By executing the tpcc benchmark for 1 minute I get about 2.9 million buffer
requests. The distribution of these requests in the relations and indexes
are (in descending order):

customer 1383399
stock_pkey 442600
stock 321370
order_line 255314
order_line_pkey 156132
oorder 58665
oorder_pkey 57895
customer_pkey 44471
new_order_pkey 39552
idx_customer_name 28286
new_order 25861
item_pkey 11702
item 11606
district 11389
district_pkey 7575
warehouse 5276
idx_order 4072
oorder_o_w_id_o_d_id_o_c_id_o_id_key 2410
warehouse_pkey 1998
history 1958

All this information seems normal to me. However, from the 2.9 million
buffer requests over ~800k pages, only ~150k distinct pages are being
requested. This behavior could be explained by the benchmark accessing only
a small set of the 64 warehouses instead of having a normal distributed
access over the 64 warehouses. In other words, I think that the execution
time of the benchmark is irrelevant, assuming that the transactions follow
a normal distribution regarding accesses to warehouses.

On Wed, Oct 15, 2014 at 7:41 PM, Jeff Janes <jeff.janes@gmail.com> wrote:

On Wed, Oct 15, 2014 at 6:22 AM, Lucas Lersch <lucaslersch@gmail.com>
wrote:

So is it a possible normal behavior that running tpcc for 10min only
access 50% of the database? Furthermore, is there a guideline of parameters
for tpcc (# of warehouses, execution time, operations weight)?

I'm not familiar with your benchmarking tool.

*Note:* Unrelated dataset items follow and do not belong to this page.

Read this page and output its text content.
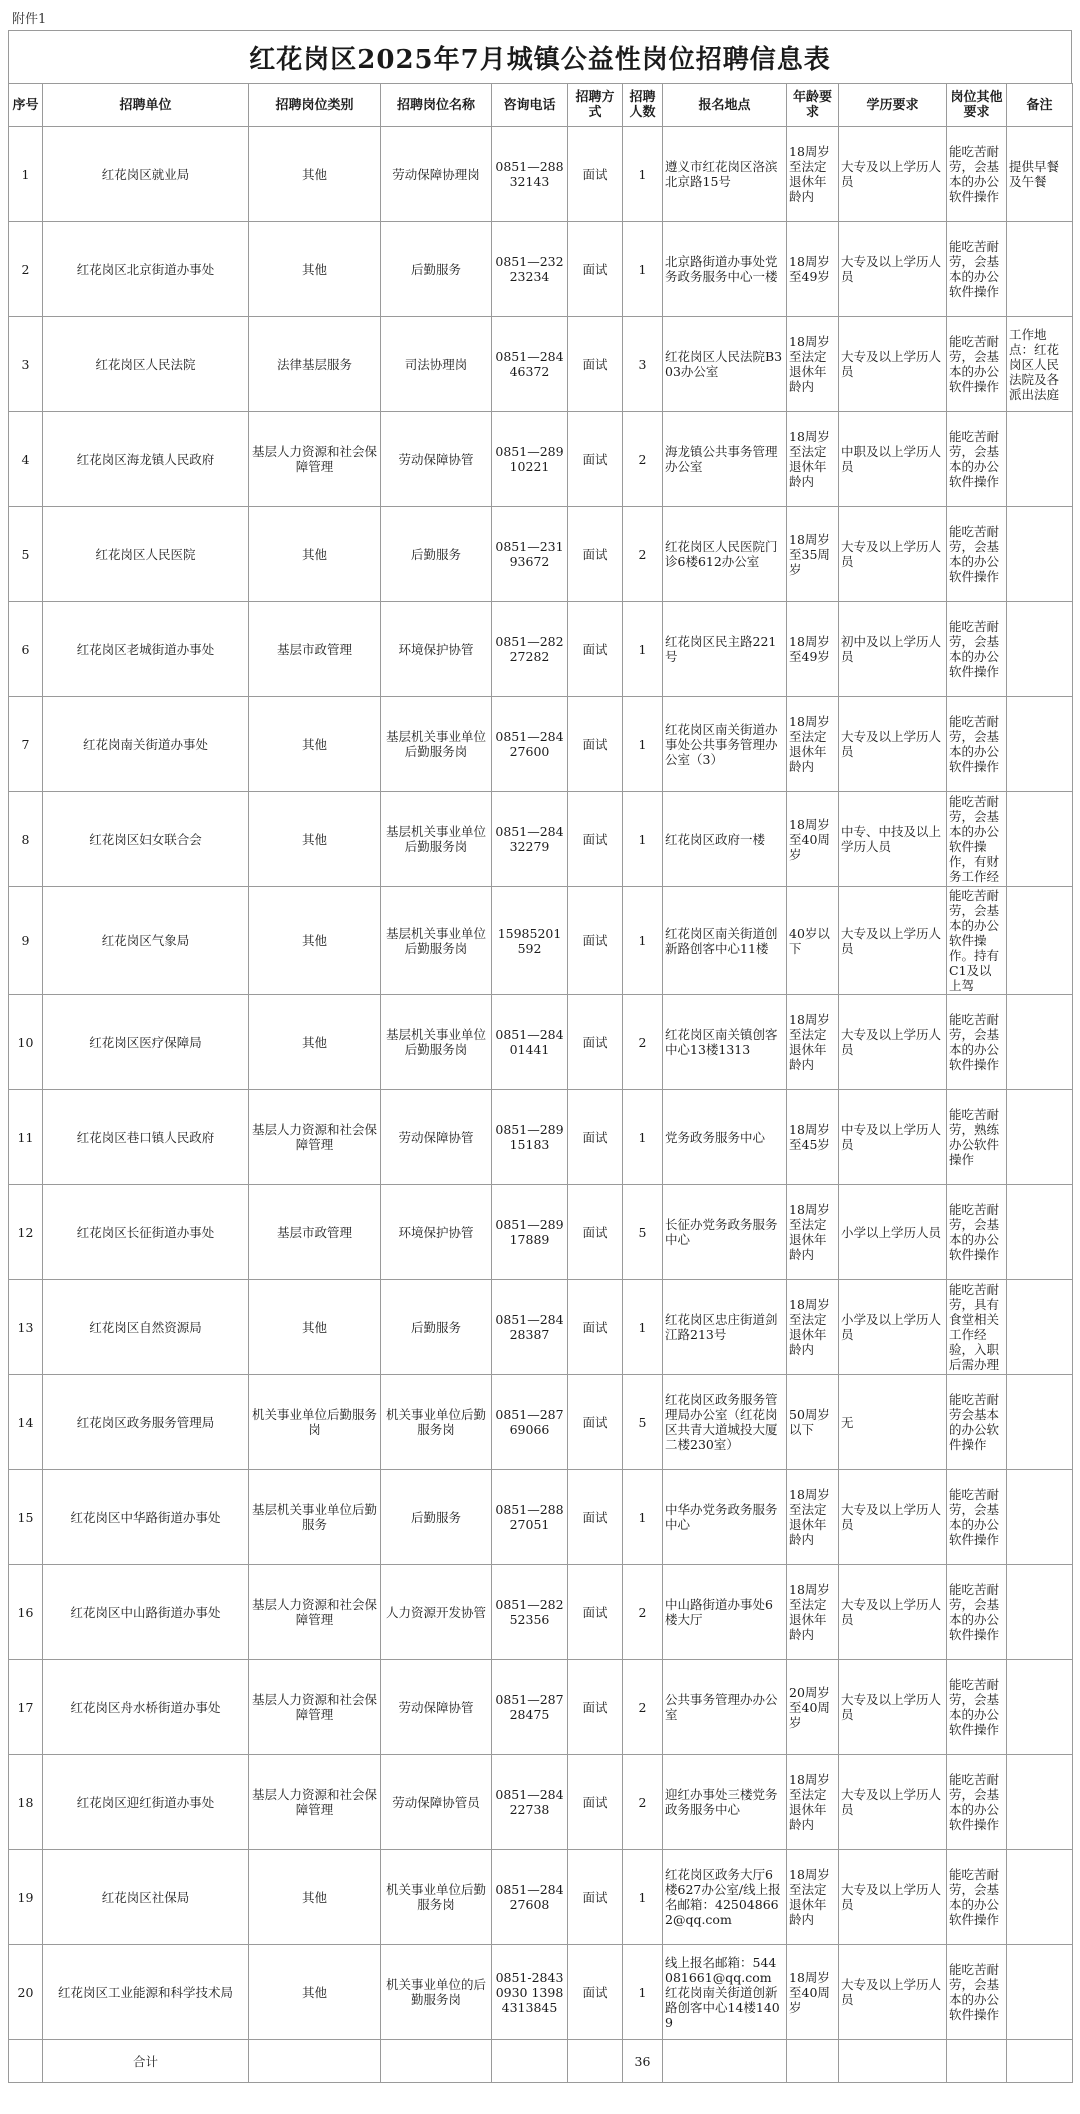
附件1
红花岗区2025年7月城镇公益性岗位招聘信息表
序号	招聘单位	招聘岗位类别	招聘岗位名称	咨询电话	招聘方式	招聘人数	报名地点	年龄要求	学历要求	岗位其他要求	备注
1	红花岗区就业局	其他	劳动保障协理岗	0851—28832143	面试	1	遵义市红花岗区洛滨北京路15号	18周岁至法定退休年龄内	大专及以上学历人员	能吃苦耐劳，会基本的办公软件操作	提供早餐及午餐
2	红花岗区北京街道办事处	其他	后勤服务	0851—23223234	面试	1	北京路街道办事处党务政务服务中心一楼	18周岁至49岁	大专及以上学历人员	能吃苦耐劳，会基本的办公软件操作	
3	红花岗区人民法院	法律基层服务	司法协理岗	0851—28446372	面试	3	红花岗区人民法院B303办公室	18周岁至法定退休年龄内	大专及以上学历人员	能吃苦耐劳，会基本的办公软件操作	工作地点：红花岗区人民法院及各派出法庭
4	红花岗区海龙镇人民政府	基层人力资源和社会保障管理	劳动保障协管	0851—28910221	面试	2	海龙镇公共事务管理办公室	18周岁至法定退休年龄内	中职及以上学历人员	能吃苦耐劳，会基本的办公软件操作	
5	红花岗区人民医院	其他	后勤服务	0851—23193672	面试	2	红花岗区人民医院门诊6楼612办公室	18周岁至35周岁	大专及以上学历人员	能吃苦耐劳，会基本的办公软件操作	
6	红花岗区老城街道办事处	基层市政管理	环境保护协管	0851—28227282	面试	1	红花岗区民主路221号	18周岁至49岁	初中及以上学历人员	能吃苦耐劳，会基本的办公软件操作	
7	红花岗南关街道办事处	其他	基层机关事业单位后勤服务岗	0851—28427600	面试	1	红花岗区南关街道办事处公共事务管理办公室（3）	18周岁至法定退休年龄内	大专及以上学历人员	能吃苦耐劳，会基本的办公软件操作	
8	红花岗区妇女联合会	其他	基层机关事业单位后勤服务岗	0851—28432279	面试	1	红花岗区政府一楼	18周岁至40周岁	中专、中技及以上学历人员	能吃苦耐劳，会基本的办公软件操作，有财务工作经	
9	红花岗区气象局	其他	基层机关事业单位后勤服务岗	15985201592	面试	1	红花岗区南关街道创新路创客中心11楼	40岁以下	大专及以上学历人员	能吃苦耐劳，会基本的办公软件操作。持有C1及以上驾	
10	红花岗区医疗保障局	其他	基层机关事业单位后勤服务岗	0851—28401441	面试	2	红花岗区南关镇创客中心13楼1313	18周岁至法定退休年龄内	大专及以上学历人员	能吃苦耐劳，会基本的办公软件操作	
11	红花岗区巷口镇人民政府	基层人力资源和社会保障管理	劳动保障协管	0851—28915183	面试	1	党务政务服务中心	18周岁至45岁	中专及以上学历人员	能吃苦耐劳，熟练办公软件操作	
12	红花岗区长征街道办事处	基层市政管理	环境保护协管	0851—28917889	面试	5	长征办党务政务服务中心	18周岁至法定退休年龄内	小学以上学历人员	能吃苦耐劳，会基本的办公软件操作	
13	红花岗区自然资源局	其他	后勤服务	0851—28428387	面试	1	红花岗区忠庄街道剑江路213号	18周岁至法定退休年龄内	小学及以上学历人员	能吃苦耐劳，具有食堂相关工作经验，入职后需办理	
14	红花岗区政务服务管理局	机关事业单位后勤服务岗	机关事业单位后勤服务岗	0851—28769066	面试	5	红花岗区政务服务管理局办公室（红花岗区共青大道城投大厦二楼230室）	50周岁以下	无	能吃苦耐劳会基本的办公软件操作	
15	红花岗区中华路街道办事处	基层机关事业单位后勤服务	后勤服务	0851—28827051	面试	1	中华办党务政务服务中心	18周岁至法定退休年龄内	大专及以上学历人员	能吃苦耐劳，会基本的办公软件操作	
16	红花岗区中山路街道办事处	基层人力资源和社会保障管理	人力资源开发协管	0851—28252356	面试	2	中山路街道办事处6楼大厅	18周岁至法定退休年龄内	大专及以上学历人员	能吃苦耐劳，会基本的办公软件操作	
17	红花岗区舟水桥街道办事处	基层人力资源和社会保障管理	劳动保障协管	0851—28728475	面试	2	公共事务管理办办公室	20周岁至40周岁	大专及以上学历人员	能吃苦耐劳，会基本的办公软件操作	
18	红花岗区迎红街道办事处	基层人力资源和社会保障管理	劳动保障协管员	0851—28422738	面试	2	迎红办事处三楼党务政务服务中心	18周岁至法定退休年龄内	大专及以上学历人员	能吃苦耐劳，会基本的办公软件操作	
19	红花岗区社保局	其他	机关事业单位后勤服务岗	0851—28427608	面试	1	红花岗区政务大厅6楼627办公室/线上报名邮箱：425048662@qq.com	18周岁至法定退休年龄内	大专及以上学历人员	能吃苦耐劳，会基本的办公软件操作	
20	红花岗区工业能源和科学技术局	其他	机关事业单位的后勤服务岗	0851-28430930 13984313845	面试	1	线上报名邮箱：544081661@qq.com 红花岗南关街道创新路创客中心14楼1409	18周岁至40周岁	大专及以上学历人员	能吃苦耐劳，会基本的办公软件操作	
	合计					36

With the one I am most
familiar with, pgbench, if you run it against a database which is too big
to fit in memory, it can take a very long time to touch each page once,
because the constant random disk reads makes it run very slowly. Maybe
that is something to consider here--how many transactions were actually
executed during your 10 min run?

Also, the tool might build tables that are only used under certain run
options. Perhaps you just aren't choosing the options which invoke usage
of those tables. Since you have the trace data, it should be pretty easy
to count how many distinct blocks are accessed from each relation, and
compare that to the size of the relations to see which relations are unused
or lightly used.

Cheers,

Jeff

--
Lucas Lersch